There are a number of questions you should be thinking about:

  • What happens if a sole or majority shareholder dies?

  • Does the personal estate planning you have undertaken to date align with the aims of the business? You may have left company shares in your Will to particular individuals but you should think about how this works with your company's articles of association and any shareholders agreement that you may have in place

  • Do the company's articles of association/or shareholders agreement contain pre-emption rights on the transfer of shares?

  • If you want your shares to be transferred to your business partner or a family member when you die, how will the transferee fund the purchase of your shares?

  • Do you have suitable life insurance in place (such as shareholder protection insurance) to facilitate the funding of the transfer of your shares on death?

  • If you do have insurance, does this align with the relevant provisions in the company's articles of association?

Building blocks of Succession Planning

The best planning often starts with a comprehensive understanding of the financial landscape for any family and business. A clear understanding of the family dynamics, aspirations, priorities and medium and long-term goals is also needed.

  • A succession plan

Shareholders Agreement and articles for the company/business - It is imperative for business to have shareholder's agreement and articles which set out how the business is run. These documents make it much easier to move forward in an orderly manner. The agreements can set out the intention for the shares, any pre-emption rights and options to purchase the shares.

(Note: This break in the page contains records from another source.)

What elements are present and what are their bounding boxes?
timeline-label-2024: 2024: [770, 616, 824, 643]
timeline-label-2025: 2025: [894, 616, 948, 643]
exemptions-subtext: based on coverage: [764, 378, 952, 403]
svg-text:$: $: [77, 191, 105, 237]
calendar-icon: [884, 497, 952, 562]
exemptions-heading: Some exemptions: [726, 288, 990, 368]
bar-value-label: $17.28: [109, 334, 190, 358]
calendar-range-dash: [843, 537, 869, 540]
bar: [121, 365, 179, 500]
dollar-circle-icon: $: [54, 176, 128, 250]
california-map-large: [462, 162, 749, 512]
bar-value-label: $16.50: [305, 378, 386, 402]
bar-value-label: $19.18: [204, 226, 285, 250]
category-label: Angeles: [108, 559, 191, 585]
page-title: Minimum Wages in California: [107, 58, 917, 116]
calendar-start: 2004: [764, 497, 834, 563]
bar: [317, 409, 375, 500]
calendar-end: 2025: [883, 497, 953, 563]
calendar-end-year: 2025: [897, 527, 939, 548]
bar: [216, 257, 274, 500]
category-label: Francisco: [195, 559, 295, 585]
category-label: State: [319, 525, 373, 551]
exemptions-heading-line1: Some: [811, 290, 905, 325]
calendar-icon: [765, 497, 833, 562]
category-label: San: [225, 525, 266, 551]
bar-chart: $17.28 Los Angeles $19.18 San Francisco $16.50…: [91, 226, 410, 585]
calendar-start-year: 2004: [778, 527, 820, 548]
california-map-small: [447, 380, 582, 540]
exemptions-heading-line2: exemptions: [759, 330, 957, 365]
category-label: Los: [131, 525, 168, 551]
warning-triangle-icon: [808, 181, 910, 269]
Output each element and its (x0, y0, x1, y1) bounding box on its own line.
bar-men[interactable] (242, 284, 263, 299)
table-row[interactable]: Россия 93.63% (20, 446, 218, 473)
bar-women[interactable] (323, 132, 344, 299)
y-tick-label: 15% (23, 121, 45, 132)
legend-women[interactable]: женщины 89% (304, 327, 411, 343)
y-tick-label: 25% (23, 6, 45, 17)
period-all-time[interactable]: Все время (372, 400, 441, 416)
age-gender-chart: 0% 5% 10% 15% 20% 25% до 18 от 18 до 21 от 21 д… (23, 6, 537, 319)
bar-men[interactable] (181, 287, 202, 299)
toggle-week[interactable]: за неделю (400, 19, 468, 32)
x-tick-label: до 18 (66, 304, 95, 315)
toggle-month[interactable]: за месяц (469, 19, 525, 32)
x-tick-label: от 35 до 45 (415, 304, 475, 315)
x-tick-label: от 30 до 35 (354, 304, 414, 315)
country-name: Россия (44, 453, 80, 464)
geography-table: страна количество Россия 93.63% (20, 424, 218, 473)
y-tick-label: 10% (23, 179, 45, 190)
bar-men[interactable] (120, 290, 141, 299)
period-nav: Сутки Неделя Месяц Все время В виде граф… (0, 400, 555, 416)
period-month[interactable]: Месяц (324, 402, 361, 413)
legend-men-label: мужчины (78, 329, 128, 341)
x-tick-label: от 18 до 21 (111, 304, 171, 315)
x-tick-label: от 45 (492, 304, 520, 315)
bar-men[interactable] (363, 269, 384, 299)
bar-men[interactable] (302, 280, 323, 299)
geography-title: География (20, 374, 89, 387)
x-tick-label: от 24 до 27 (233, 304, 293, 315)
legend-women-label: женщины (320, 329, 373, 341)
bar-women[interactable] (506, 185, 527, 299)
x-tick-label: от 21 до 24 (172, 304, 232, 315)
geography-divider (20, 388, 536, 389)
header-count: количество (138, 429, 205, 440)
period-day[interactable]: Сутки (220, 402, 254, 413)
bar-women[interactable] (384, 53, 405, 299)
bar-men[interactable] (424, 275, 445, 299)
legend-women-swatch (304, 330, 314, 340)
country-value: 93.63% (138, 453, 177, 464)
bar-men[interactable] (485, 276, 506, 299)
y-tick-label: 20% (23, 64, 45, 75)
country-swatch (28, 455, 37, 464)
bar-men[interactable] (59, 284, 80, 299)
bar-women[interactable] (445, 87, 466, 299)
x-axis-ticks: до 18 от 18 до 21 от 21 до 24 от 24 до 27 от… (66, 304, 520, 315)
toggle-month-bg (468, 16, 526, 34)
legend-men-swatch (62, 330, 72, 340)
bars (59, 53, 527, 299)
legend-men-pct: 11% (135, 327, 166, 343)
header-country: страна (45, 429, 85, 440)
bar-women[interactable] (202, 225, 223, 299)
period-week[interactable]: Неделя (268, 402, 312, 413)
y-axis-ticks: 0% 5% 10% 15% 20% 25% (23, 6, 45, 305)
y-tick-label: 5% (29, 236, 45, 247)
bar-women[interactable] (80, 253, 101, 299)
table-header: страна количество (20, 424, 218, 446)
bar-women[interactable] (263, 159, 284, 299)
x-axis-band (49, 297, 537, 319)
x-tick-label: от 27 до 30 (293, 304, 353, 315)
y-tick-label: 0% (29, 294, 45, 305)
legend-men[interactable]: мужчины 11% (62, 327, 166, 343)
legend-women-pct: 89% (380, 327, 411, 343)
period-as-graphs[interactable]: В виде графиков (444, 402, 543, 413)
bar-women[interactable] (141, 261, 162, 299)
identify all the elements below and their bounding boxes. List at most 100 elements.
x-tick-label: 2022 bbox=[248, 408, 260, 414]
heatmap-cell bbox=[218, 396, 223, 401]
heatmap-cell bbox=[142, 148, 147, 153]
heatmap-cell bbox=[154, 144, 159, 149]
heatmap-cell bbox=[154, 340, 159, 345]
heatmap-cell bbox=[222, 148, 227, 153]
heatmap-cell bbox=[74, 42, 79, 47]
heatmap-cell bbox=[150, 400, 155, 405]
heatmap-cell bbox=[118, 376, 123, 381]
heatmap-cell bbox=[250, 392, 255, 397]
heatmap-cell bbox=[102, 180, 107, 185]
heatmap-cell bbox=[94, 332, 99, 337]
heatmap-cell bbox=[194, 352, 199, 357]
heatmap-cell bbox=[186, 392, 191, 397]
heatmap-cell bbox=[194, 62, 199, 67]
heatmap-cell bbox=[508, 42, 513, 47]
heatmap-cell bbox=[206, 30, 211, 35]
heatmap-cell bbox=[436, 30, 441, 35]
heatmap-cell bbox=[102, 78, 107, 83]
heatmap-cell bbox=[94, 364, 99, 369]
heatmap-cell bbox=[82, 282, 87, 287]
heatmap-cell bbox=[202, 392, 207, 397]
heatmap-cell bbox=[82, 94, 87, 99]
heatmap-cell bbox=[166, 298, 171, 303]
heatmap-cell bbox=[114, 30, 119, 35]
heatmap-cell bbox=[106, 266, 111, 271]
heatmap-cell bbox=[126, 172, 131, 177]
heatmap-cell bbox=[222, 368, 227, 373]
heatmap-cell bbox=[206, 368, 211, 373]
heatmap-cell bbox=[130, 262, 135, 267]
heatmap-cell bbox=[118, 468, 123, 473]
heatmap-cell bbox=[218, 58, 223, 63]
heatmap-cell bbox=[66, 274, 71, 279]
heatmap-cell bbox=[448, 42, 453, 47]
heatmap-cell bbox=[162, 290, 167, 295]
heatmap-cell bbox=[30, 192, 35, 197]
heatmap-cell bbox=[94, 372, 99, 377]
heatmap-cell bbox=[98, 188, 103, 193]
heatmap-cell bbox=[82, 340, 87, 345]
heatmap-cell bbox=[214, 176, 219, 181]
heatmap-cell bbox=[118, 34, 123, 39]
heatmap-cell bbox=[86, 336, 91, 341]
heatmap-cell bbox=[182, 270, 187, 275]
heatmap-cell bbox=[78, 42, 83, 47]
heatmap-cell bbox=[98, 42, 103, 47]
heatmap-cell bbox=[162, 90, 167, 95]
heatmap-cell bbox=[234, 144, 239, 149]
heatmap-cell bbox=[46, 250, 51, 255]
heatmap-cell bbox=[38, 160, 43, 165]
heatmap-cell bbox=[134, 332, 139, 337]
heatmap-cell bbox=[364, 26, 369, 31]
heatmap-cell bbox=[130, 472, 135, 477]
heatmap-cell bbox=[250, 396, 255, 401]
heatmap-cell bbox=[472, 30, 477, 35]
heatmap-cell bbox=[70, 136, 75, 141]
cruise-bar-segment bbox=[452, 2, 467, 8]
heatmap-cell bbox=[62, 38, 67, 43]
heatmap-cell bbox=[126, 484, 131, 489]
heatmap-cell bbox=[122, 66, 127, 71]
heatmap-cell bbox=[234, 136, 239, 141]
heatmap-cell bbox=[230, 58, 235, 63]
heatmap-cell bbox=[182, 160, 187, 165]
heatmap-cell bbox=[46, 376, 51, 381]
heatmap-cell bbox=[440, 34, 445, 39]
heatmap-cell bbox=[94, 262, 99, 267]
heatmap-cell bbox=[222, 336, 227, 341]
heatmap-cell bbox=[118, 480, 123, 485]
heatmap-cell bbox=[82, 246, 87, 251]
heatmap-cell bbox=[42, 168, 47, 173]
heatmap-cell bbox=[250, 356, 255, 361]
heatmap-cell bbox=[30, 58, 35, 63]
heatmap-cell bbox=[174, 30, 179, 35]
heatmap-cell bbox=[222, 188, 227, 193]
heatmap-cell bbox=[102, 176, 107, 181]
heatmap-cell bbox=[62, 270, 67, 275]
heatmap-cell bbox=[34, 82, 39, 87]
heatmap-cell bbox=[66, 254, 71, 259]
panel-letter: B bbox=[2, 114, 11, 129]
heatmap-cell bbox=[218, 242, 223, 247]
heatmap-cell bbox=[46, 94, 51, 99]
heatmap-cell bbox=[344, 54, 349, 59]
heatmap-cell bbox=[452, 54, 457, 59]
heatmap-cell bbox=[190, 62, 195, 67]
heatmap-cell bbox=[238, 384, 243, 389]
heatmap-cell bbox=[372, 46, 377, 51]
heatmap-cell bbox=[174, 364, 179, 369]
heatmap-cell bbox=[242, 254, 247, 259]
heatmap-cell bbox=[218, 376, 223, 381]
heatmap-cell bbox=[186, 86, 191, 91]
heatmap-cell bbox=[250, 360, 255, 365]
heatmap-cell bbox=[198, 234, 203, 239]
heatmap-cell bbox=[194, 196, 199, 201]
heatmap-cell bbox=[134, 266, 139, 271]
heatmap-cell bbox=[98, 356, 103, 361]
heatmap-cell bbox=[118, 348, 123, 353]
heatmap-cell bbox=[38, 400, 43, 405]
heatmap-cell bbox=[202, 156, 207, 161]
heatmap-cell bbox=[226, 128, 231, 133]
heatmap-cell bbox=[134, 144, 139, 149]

Separate to the shareholders agreement, you should consider a plan for how you anticipate the company to continue including leadership and management. This is focussing on the practical aspects of running the business including those more emotional decisions. The starting point is often dialogue within the family and creating expectations and formalising plans can avoid conflicts post death and any costly legal challenges. Transparent conversations and the right structures and documents in place ensure that family businesses and the families that run them will have clarity and certainty for the future.

  • Insurance

Founders can make their companies the beneficiaries of life insurance policies. Shareholder protection policies can allows shareholders to exercise an option for cash to be available to buy the shares in the business. Additionally, key person insurance can help replace lost revenue if a founder passes away. The business would pay the premium during the key person's life and then be eligible to collect a benefit after they die. This payment may be essential to continuing business operations.

  • Wills

Any business owner or shareholder should also ensure that they have an up to date Will which stipulates what should happen to their shares on death. They should check that the Will is consistent with the company's articles of association so there is no conflict or confusion. Business Property Relief trusts are a widely used estate planning tool to protect and preserve wealth and those should be considered when preparing the Will.

A founder's unexpected death will almost certainly have negative consequences for a company. However, if the business establishes a succession plan and takes other prudent steps, it can cushion the impact. The future of a family business hinges on effective succession planning. Once a plan is in place, it then needs to be reviewed regularly particularly at important life events.